Y.T., akülü araba kullanan babasının tek başına çimento çuvalı taşıyamayacağını iddia ederek soruşturmanın derinleştirilip çimento torbasının düşmesi sonucu bu ölümün gerçekleşip gerçekleşmediğinin tespit edilmesini talep etti.
Savcılık ise 6 Nisan 2018 tarihli kararıyla, kepçe operatörü M.K. hakkında kovuşturmaya yer olmadığına hükmetti.
Ailenin itirazda bulunduğu Konya 3. Sulh Ceza Hakimliği de kişinin kendi tedbirsizlik ve dikkatsizliği sonucu düşerek öldüğüne kanaat getirdi. Bunun üzerine dosya AYM’ye taşındı.

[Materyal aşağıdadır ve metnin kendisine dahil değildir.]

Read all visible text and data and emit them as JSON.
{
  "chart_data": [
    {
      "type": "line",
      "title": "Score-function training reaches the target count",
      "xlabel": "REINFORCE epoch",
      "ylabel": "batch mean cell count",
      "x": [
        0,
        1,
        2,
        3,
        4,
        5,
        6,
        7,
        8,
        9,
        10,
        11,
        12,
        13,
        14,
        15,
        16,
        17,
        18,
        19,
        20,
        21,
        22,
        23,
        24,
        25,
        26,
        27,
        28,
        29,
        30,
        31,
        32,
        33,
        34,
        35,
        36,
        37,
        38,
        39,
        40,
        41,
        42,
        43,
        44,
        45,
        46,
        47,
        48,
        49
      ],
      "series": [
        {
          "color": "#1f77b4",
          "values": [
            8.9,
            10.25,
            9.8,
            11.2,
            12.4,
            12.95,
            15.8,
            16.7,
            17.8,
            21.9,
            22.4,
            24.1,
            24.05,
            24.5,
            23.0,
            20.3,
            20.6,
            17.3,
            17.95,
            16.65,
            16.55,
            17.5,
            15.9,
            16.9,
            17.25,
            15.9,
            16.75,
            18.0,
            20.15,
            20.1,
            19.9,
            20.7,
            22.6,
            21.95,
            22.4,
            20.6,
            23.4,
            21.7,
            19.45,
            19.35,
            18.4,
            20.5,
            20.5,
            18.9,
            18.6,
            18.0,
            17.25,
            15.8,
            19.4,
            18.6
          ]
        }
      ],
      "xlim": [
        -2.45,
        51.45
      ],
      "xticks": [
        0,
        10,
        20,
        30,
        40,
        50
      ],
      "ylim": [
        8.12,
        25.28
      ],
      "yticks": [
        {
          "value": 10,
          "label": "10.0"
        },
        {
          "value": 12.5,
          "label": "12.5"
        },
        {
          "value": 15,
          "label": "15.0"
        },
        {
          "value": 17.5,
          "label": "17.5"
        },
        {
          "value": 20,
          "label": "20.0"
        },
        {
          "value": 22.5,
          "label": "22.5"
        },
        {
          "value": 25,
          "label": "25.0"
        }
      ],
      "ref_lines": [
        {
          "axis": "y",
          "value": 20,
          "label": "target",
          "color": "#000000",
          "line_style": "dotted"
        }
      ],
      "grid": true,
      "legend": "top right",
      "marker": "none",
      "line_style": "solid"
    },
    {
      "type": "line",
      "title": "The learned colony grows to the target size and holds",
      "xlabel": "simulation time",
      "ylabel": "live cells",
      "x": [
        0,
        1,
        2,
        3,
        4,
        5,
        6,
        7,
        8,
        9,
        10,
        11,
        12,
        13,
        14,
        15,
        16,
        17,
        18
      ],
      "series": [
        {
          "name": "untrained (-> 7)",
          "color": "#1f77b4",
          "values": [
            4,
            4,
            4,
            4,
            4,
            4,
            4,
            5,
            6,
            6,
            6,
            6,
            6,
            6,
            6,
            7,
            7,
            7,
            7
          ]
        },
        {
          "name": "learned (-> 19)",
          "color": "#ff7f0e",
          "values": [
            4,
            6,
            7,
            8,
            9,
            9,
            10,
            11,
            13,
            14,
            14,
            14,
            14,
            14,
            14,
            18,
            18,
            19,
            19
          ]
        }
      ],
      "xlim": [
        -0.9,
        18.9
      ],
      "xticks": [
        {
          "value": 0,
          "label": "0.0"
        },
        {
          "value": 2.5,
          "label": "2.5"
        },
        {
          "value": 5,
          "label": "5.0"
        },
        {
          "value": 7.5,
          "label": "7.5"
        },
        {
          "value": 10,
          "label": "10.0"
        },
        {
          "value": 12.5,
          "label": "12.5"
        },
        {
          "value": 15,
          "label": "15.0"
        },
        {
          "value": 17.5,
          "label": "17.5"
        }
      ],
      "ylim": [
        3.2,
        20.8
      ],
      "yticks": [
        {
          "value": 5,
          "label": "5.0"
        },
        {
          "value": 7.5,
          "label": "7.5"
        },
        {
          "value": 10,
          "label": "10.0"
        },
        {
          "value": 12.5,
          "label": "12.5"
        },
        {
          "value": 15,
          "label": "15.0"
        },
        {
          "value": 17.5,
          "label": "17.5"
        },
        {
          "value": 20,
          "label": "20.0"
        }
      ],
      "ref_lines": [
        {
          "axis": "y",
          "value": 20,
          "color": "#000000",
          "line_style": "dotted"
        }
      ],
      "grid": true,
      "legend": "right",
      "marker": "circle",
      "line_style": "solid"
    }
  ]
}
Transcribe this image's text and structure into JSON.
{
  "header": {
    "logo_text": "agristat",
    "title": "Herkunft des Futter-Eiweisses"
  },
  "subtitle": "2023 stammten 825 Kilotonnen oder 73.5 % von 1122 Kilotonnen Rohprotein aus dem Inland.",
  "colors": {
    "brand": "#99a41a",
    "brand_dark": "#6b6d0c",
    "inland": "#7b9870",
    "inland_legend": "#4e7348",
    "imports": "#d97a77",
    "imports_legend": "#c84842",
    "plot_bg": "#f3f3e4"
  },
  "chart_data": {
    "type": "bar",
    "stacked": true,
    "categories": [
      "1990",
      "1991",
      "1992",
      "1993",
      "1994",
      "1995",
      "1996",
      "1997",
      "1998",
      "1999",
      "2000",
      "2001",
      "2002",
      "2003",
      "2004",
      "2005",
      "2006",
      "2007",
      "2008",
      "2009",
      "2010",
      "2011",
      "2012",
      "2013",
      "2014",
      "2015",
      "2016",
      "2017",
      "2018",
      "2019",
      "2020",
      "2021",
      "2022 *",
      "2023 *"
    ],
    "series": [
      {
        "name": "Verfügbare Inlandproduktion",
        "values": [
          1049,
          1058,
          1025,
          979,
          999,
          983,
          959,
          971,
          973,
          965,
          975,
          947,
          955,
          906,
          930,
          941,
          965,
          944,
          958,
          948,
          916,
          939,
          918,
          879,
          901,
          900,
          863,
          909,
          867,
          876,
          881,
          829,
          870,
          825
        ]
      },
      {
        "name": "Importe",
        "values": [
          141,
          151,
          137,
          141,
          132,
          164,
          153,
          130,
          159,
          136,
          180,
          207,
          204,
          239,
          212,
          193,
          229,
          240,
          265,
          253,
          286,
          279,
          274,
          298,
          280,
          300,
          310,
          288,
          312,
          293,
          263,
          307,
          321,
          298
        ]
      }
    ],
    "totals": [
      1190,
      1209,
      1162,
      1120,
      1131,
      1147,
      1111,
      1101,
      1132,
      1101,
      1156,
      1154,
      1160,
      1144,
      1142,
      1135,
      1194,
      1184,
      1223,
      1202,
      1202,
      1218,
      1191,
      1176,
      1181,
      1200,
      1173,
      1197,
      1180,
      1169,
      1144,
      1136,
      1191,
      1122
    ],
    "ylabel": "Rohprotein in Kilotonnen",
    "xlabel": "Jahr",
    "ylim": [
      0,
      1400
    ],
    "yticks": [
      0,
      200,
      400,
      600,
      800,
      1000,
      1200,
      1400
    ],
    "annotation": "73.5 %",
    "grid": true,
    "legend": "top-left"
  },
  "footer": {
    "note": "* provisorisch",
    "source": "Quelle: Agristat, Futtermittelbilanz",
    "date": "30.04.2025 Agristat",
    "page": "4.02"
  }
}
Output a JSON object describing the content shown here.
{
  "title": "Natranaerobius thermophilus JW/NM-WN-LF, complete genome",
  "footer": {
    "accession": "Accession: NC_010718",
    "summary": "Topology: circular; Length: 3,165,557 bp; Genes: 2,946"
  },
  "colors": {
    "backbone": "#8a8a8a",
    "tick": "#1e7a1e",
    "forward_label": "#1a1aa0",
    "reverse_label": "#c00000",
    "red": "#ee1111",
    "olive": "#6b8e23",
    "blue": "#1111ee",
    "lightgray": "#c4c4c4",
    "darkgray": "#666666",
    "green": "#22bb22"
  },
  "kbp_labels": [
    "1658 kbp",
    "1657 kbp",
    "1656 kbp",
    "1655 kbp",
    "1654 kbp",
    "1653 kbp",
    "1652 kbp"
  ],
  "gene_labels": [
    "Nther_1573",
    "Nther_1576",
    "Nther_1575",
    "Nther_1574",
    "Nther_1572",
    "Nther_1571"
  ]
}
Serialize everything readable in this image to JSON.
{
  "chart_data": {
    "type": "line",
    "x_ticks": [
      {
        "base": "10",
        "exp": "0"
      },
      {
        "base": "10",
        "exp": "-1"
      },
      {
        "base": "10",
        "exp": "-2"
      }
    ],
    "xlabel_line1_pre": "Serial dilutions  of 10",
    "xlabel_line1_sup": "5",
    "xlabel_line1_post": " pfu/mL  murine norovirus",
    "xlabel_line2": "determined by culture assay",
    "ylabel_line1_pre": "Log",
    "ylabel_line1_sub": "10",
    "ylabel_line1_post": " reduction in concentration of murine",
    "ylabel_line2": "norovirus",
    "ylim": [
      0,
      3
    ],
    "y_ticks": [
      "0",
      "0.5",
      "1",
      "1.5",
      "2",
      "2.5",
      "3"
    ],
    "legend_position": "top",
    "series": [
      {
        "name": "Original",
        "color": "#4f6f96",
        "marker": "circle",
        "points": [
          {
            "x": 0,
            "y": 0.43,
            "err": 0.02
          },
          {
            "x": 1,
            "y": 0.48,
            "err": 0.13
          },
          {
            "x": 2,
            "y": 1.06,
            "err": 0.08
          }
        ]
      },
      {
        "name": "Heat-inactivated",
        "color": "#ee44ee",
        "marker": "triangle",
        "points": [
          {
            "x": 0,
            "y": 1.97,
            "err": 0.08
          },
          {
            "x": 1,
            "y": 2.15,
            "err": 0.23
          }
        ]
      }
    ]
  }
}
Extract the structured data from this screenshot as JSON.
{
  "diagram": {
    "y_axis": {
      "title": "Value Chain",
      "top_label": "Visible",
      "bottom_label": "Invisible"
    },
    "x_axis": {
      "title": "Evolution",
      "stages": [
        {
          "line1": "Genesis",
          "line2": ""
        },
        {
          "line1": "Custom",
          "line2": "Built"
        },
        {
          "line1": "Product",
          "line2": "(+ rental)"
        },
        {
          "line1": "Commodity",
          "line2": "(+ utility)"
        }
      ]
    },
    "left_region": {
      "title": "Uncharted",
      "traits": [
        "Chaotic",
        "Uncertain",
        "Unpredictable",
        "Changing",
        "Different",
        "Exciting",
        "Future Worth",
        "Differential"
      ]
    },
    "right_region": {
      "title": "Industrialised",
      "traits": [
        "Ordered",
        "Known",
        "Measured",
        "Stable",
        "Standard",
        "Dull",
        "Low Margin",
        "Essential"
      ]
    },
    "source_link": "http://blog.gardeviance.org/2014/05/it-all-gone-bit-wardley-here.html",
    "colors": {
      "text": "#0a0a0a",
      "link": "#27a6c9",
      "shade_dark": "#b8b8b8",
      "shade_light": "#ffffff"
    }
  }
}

AYM’nin gerekçeli kararında da delillerin araştırılmadığına dikkat çekildi:
“Olay yeri incelemesi sırasında olay yerinde tekerlek izleri bulunmasına ve bu delilin elde edilmesinde de hiçbir güçlük bulunmamasına rağmen müteveffanın cesedinin bulunduğu yerde olduğu ve bir iş makinesine ait olabileceği iddia edilen geniş ve derin tekerlek izleri hakkında hiçbir inceleme yahut değerlendirme yapılmamıştır. Söz konusu tekerlek izleri üzerindeki ayakkabı izlerinin kime ait olduğunun tespiti amacıyla kriminal incelemeye esas olmak üzere ayakkabı izleri delil olarak muhafaza altına alınmamıştır. Bu hususlar, ölüm olayının meydana geliş şeklini aydınlatabilecek ve şüphelinin belirlenmesine yarayabilecek delillerin toplanması açısından soruşturmada birer eksiklik olarak tespit edilmiştir.”
Gerekçeli kararda, ölümün yüksekten düşme sonucunda meydana gelebileceği hususunun aydınlatılmasına yönelik herhangi bir soruşturma işlemi gerçekleştirilmediği ifade edildi.